Страж, видать, был предупрежден, ибо встал и, кивнув, вошел в шатер.

Бей вышел с соболиной накидкой на плечах, что было особой роскошью для этих мест. На его лице засветилась улыбка. Он знал, что получит хорошую весть. И не ошибся. Пришелец, оглянувшись по сторонам, нагнулся к бею и шепнул:

– Он хочет взять каракана на горе Косулиф. Ждите его там, – опять оглянувшись, добавил, – мне пора. Я до рассвета должен быть у себя. Не забудьте про коня.

Бей кивнул головой, повернулся и вошел в шатер. Вернулся он быстро, держа в руках тяжелый кисет. Протянул его пришельцу, а стражу приказал привести гостю коня. Опущенный за пазуху кисет жег его грудь, а сердце билось в радостной истоме.

 

Глава 13

Внезапный приезд гостей облегчил мечущуюся душу Санда, снял с нее тяжесть недоверия и даже горечи. Сколько он прояснил вопросов: «Взять хотя бы Арзу. Ведь это я послушал ее, думая, что она хочет мне помочь. Но обернулось-то как! Беглец! Хотели приговорить к смерти! Вот так. А бей? Не разобрался, а сразу… судить. Как легко можно потерять голову! Молодец Адил. Как жестоко его наказала жизнь! Кто он мне? Дядя? Дядя – князь. А дед-то мой! Вот молодчина! Козельск – боевой город, а я о нем почти ничего не слышал. Так хочется его повидать. Побыть на том месте, где жил Андрей Сеча. И я тоже Андрей Сеча! А не придумали ли это все мои родители, чтобы поднять мне цену? А крестик, который узнал Адил? Как все сложилось! А что, если попробовать бежать? Уговорить Яна и айда! А как быть с Арзу? Ведь она спасла мне жизнь. Но она и виновата: обнадежила… Но все равно молодец! Пошла к отцу. А я-то о ней что думал: нарочно она это сделала. Арзу… Настенька… Нет, Настенька. Но жизнь моя не облегчилась. До поездки все было ясно: Настенька, моя Настенька, как она мне нужна. Я не могу ее забыть. Но я… раб. Раб. Нет, нельзя с этим мириться. Мне надо что-то делать. Меня ждут не дождутся родители. Они уже старенькие. Им надо помогать».

От таких мыслей кругом шла голова. Ян заметил, что в последнее время Санда точно подменили. Он стал задумчив, не такой жизнерадостный. У него даже пропала охота куда-нибудь мчаться на необъезженной лошади, рискуя попасть под ее копыта. Наконец Ян не выдержал. Он сел на корточки перед лежавшим с закрытыми глазами Сандом. Легко тронул за плечо.

– Спишь?

Санд открыл глаза.

– Что тебе надо?

– Не мне, Андрей, – голос у Яна какой-то особенный.
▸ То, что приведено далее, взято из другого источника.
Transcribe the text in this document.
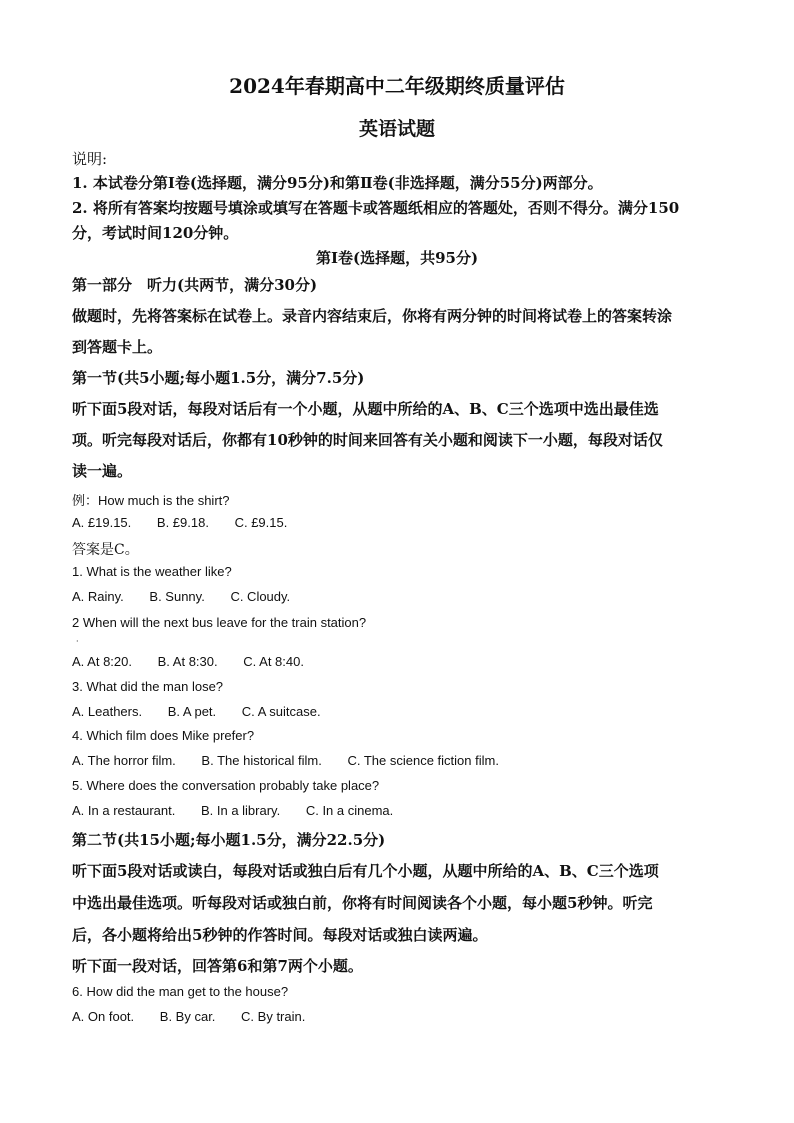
2024年春期高中二年级期终质量评估
英语试题
说明:
1. 本试卷分第Ⅰ卷(选择题，满分95分)和第Ⅱ卷(非选择题，满分55分)两部分。
2. 将所有答案均按题号填涂或填写在答题卡或答题纸相应的答题处，否则不得分。满分150
分，考试时间120分钟。
第Ⅰ卷(选择题，共95分)
第一部分　听力(共两节，满分30分)
做题时，先将答案标在试卷上。录音内容结束后，你将有两分钟的时间将试卷上的答案转涂
到答题卡上。
第一节(共5小题;每小题1.5分，满分7.5分)
听下面5段对话，每段对话后有一个小题，从题中所给的A、B、C三个选项中选出最佳选
项。听完每段对话后，你都有10秒钟的时间来回答有关小题和阅读下一小题，每段对话仅
读一遍。
例：How much is the shirt?
A. £19.15. B. £9.18. C. £9.15.
答案是C。
1. What is the weather like?
A. Rainy. B. Sunny. C. Cloudy.
2 When will the next bus leave for the train station?
·
A. At 8:20. B. At 8:30. C. At 8:40.
3. What did the man lose?
A. Leathers. B. A pet. C. A suitcase.
4. Which film does Mike prefer?
A. The horror film. B. The historical film. C. The science fiction film.
5. Where does the conversation probably take place?
A. In a restaurant. B. In a library. C. In a cinema.
第二节(共15小题;每小题1.5分，满分22.5分)
听下面5段对话或读白，每段对话或独白后有几个小题，从题中所给的A、B、C三个选项
中选出最佳选项。听每段对话或独白前，你将有时间阅读各个小题，每小题5秒钟。听完
后，各小题将给出5秒钟的作答时间。每段对话或独白读两遍。
听下面一段对话，回答第6和第7两个小题。
6. How did the man get to the house?
A. On foot. B. By car. C. By train.
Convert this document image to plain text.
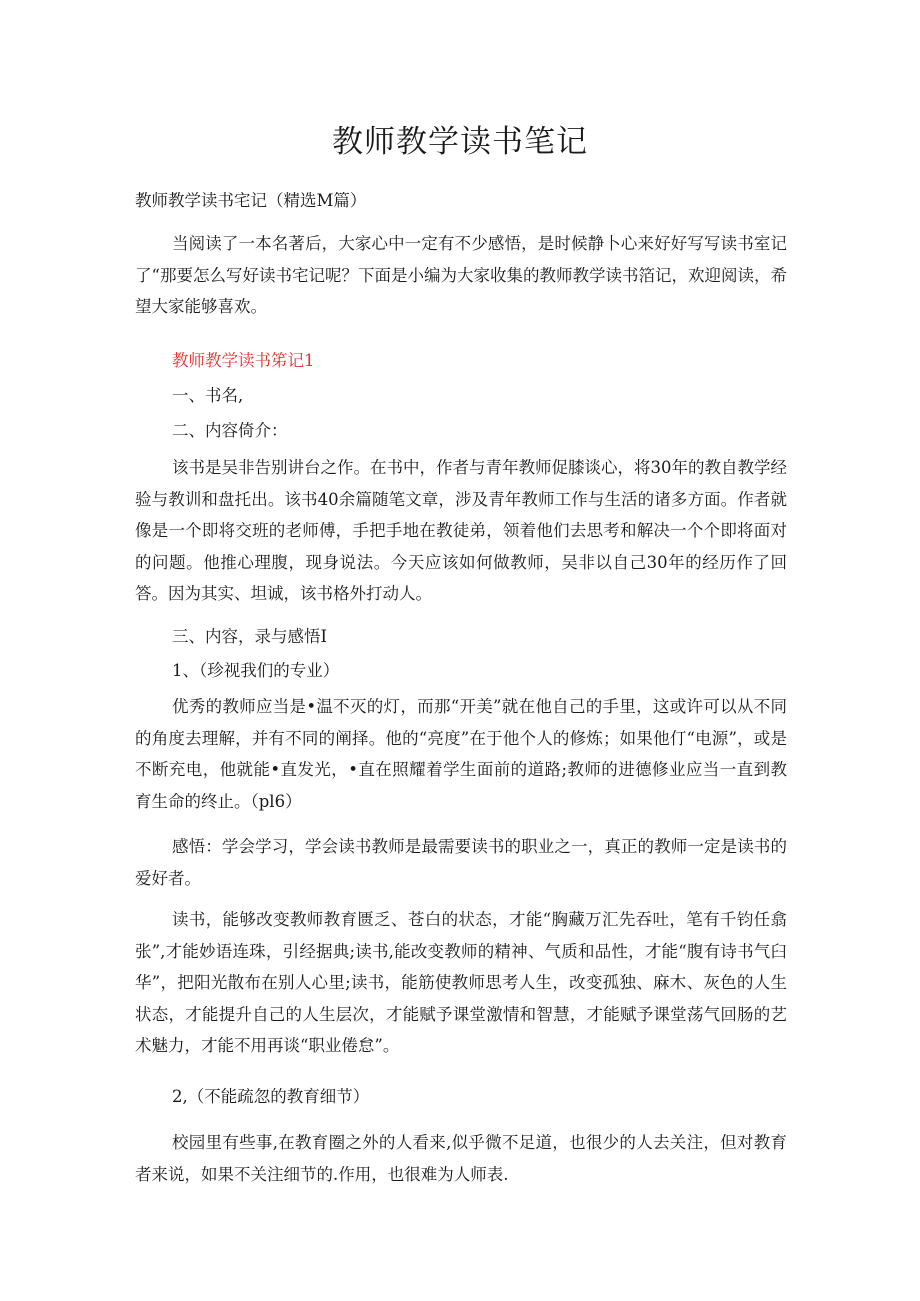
教师教学读书笔记
教师教学读书宅记（精选M篇）

当阅读了一本名著后，大家心中一定有不少感悟，是时候静卜心来好好写写读书室记了“那要怎么写好读书宅记呢？下面是小编为大家收集的教师教学读书箔记，欢迎阅读，希望大家能够喜欢。

教师教学读书笫记1
一、书名,
二、内容倚介：

该书是吴非告别讲台之作。在书中，作者与青年教师促膝谈心，将30年的教自教学经验与教训和盘托出。该书40余篇随笔文章，涉及青年教师工作与生活的诸多方面。作者就像是一个即将交班的老师傅，手把手地在教徒弟，领着他们去思考和解决一个个即将面对的问题。他推心理腹，现身说法。今天应该如何做教师，吴非以自己30年的经历作了回答。因为其实、坦诚，该书格外打动人。

三、内容，录与感悟I
1、（珍视我们的专业）

优秀的教师应当是•温不灭的灯，而那“开美”就在他自己的手里，这或许可以从不同的角度去理解，并有不同的阐择。他的“亮度”在于他个人的修炼；如果他仃“电源”，或是不断充电，他就能•直发光，•直在照耀着学生面前的道路;教师的进德修业应当一直到教育生命的终止。（pl6）

感悟：学会学习，学会读书教师是最需要读书的职业之一，真正的教师一定是读书的爱好者。

读书，能够改变教师教育匮乏、苍白的状态，才能“胸藏万汇先吞吐，笔有千钧任翕张”,才能妙语连珠，引经据典;读书,能改变教师的精神、气质和品性，才能“腹有诗书气臼华”，把阳光散布在别人心里;读书，能筋使教师思考人生，改变孤独、麻木、灰色的人生状态，才能提升自己的人生层次，才能赋予课堂激情和智慧，才能赋予课堂荡气回肠的艺术魅力，才能不用再谈“职业倦怠”。

2,（不能疏忽的教育细节）

校园里有些事,在教育圈之外的人看来,似乎微不足道，也很少的人去关注，但对教育者来说，如果不关注细节的.作用，也很难为人师表.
Наверное, такими голосами разговаривают отцы со своими повзрослевшими сыновьями, – тебе. Что ты стал таким хмурым? А ну, поднимайся, – но, видя, что тот даже не шевельнулся, сказал: – тогда я поднимусь и оболью тебя водой. А то присохнешь к месту.

И он поднялся и пошел к бадье.

– Не надо, – Санд вскочил на ноги.

Ян вернулся.

– Я знаю, о чем ты думаешь. Мне уже родины не видать, нет сил. Ты молод. У тебя еще все может случиться. Моли Бога, и он услышит твою молитву. Но Бог не любит мужика, который киснет хуже бабы. Он и создал мужика как защитника, воина. А ты во что превращаешься! Развалюха, да и только. А ну пойдем со мной, – он взял его за руку и повел к табуну.

Они поднялись на пригорок, с которого открывалась панорама местности и хорошо было видно пасшийся табун.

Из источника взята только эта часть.